Entscheidend ist also, wann sich die Türen des Flugzeuges geöffnet haben. Ist das mit einer Verspätung von mehr als 3 Stunden passiert, haben Sie einen Anspruch auf Ausgleichszahlungen. Dazu folgende Urteile:
EuGH, Urt. v. 19.10.2007, Az: C-402/07 (Das Urteil können Sie im Volltext im Internet finden. Dazu einfach: "Az: C-402/07 reise-recht-wiki" bei Google eingeben)
Der Europäische Gerichtshof hat dem Kläger Recht zugesprochen. Gemäß Art. 7 der Fluggastrechte Verordnung stehe Fluggästen bei einer Abflugverzögerung von mehr als 3 Stunden eine Ausgleichszahlung zu.
LG Frankfurt, Urt. v. 26.07.2013, Az: 2-24 S 47/12 (Das Urteil können Sie im Volltext im Internet finden. Dazu einfach: "Az: 2-24 S 47/12 reise-recht-wiki" bei Google eingeben)
Es ist davon auszugehen, dass eine entsprechende Verspätung von mindestens 3 Stunden am Endziel grundsätzlich einen Ausgleichsanspruch auslösen.

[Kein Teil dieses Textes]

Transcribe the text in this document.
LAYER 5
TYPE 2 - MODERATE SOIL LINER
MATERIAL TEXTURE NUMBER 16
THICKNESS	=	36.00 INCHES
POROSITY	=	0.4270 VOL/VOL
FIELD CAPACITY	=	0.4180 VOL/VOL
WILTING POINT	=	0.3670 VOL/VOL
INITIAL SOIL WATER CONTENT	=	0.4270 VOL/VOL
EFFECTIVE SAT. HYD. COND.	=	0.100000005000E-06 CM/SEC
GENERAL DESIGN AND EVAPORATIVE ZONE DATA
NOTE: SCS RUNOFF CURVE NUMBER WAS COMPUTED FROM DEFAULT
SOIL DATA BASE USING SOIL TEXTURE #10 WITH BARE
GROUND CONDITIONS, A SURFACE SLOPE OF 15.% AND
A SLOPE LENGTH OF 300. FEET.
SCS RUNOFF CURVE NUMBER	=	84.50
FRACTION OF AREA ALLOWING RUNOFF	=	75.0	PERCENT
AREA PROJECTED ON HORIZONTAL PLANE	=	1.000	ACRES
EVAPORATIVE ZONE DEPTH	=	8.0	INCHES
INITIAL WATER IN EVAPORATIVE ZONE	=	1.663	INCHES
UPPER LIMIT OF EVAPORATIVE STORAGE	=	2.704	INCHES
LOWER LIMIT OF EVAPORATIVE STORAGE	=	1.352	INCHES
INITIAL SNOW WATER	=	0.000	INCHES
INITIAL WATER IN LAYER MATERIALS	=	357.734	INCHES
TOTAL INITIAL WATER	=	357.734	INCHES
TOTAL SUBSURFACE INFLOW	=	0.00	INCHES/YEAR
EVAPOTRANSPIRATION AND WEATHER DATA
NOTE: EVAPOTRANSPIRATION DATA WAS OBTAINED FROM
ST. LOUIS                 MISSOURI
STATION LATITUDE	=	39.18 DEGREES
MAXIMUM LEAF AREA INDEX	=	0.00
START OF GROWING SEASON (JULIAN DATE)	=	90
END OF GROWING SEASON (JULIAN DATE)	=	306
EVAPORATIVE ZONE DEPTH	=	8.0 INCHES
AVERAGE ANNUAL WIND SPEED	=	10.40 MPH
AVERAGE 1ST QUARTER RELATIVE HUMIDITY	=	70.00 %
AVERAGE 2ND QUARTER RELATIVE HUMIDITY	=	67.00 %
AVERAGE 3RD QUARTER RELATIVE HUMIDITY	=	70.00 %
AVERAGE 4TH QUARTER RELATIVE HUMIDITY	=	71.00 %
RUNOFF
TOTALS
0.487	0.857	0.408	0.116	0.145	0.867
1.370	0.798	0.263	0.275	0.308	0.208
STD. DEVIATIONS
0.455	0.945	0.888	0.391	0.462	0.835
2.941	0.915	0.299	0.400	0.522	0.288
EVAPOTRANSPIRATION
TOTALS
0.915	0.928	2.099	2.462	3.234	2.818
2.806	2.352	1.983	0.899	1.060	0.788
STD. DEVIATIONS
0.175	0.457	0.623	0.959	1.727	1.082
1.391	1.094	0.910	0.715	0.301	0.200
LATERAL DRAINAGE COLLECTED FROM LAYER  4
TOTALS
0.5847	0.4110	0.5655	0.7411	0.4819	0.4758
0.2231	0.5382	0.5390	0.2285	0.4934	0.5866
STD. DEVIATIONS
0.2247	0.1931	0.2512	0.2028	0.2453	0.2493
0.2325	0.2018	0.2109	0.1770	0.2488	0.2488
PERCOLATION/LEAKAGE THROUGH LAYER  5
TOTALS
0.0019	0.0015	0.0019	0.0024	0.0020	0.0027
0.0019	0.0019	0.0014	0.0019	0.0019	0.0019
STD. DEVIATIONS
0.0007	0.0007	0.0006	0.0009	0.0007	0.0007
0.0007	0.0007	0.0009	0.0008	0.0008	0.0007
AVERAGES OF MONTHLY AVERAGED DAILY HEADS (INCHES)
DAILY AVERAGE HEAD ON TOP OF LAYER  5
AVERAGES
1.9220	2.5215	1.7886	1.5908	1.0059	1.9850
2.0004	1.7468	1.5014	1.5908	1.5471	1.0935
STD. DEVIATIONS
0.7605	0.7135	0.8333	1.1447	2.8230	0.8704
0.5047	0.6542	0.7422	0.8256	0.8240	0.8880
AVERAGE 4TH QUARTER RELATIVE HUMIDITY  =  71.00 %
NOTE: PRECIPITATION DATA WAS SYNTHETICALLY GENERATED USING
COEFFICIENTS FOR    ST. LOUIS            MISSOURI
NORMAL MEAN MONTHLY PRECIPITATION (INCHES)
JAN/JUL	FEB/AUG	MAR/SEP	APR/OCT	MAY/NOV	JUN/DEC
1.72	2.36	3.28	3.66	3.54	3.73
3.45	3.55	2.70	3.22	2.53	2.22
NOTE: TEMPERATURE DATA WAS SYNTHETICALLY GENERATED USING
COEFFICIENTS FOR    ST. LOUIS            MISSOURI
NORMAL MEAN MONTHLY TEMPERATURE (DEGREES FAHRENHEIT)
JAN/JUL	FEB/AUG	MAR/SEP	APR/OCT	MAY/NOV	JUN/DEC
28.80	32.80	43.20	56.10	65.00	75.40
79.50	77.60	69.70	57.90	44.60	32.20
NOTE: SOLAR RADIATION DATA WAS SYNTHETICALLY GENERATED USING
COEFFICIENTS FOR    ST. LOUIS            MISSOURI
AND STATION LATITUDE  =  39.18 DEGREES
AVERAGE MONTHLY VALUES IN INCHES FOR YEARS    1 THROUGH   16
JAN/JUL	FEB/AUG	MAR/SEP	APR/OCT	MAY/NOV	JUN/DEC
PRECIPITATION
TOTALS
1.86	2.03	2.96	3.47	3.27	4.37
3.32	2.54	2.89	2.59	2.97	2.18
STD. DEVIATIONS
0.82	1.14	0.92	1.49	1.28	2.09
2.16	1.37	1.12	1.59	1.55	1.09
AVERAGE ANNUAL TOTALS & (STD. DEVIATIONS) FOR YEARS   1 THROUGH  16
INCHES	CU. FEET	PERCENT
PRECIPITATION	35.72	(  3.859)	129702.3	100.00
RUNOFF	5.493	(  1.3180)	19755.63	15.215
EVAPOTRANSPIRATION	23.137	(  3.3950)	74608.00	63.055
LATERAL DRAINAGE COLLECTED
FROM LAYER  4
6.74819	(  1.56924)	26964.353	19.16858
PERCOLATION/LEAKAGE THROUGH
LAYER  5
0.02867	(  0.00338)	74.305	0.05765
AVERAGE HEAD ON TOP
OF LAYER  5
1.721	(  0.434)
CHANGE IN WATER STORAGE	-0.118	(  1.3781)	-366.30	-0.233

Nach diesen Urteilen lässt sich davon ausgehen, dass erst eine Verspätung von mindestens 3 Stunden eine große Verspätung darstellt und damit Ansprüche aus der Europäischen Fluggastrechte Verordnung begründet. Nun ist aber in Ihrem Fall problematisch, dass Sie sich mit der Fluggesellschaft nicht einig sind, ob eine Verspätung von 3 Stunden vorlag oder nicht. Sie fragen sich, wer die Beweislast trifft. Dazu konnte ich folgendes Urteil finden:
AG Frankfurt, Urt. v. 09.12.2016, Az: 30 C 2528/16 (Das Urteil können Sie im Volltext im Internet finden. Dazu einfach: "Az: 30 C 2528/16 reise-recht-wiki" bei Google eingeben)
Ein Reisender buchte bei einem Luftfahrtunternehmen einen Linienflug. Weil dieser mit einer Verspätung von 3 Stunden und 25 Minuten am Zielflughafen ankam, verangt er nun eine Ausgleichszahlung im Sinne von Art. 7 der Verordnung 261/2004.
Die Airline weigert sich der Zahlung. Für die Begründung eines solchen Ausgleichsanspruchs sei der Zeitpunkt maßgeblich, in dem sich die Flugzeugtüren öffneten. Da dies bereits vor Vollendung der 3-Stunden-Marke geschah, entfalle ein Anspruch des Klägers.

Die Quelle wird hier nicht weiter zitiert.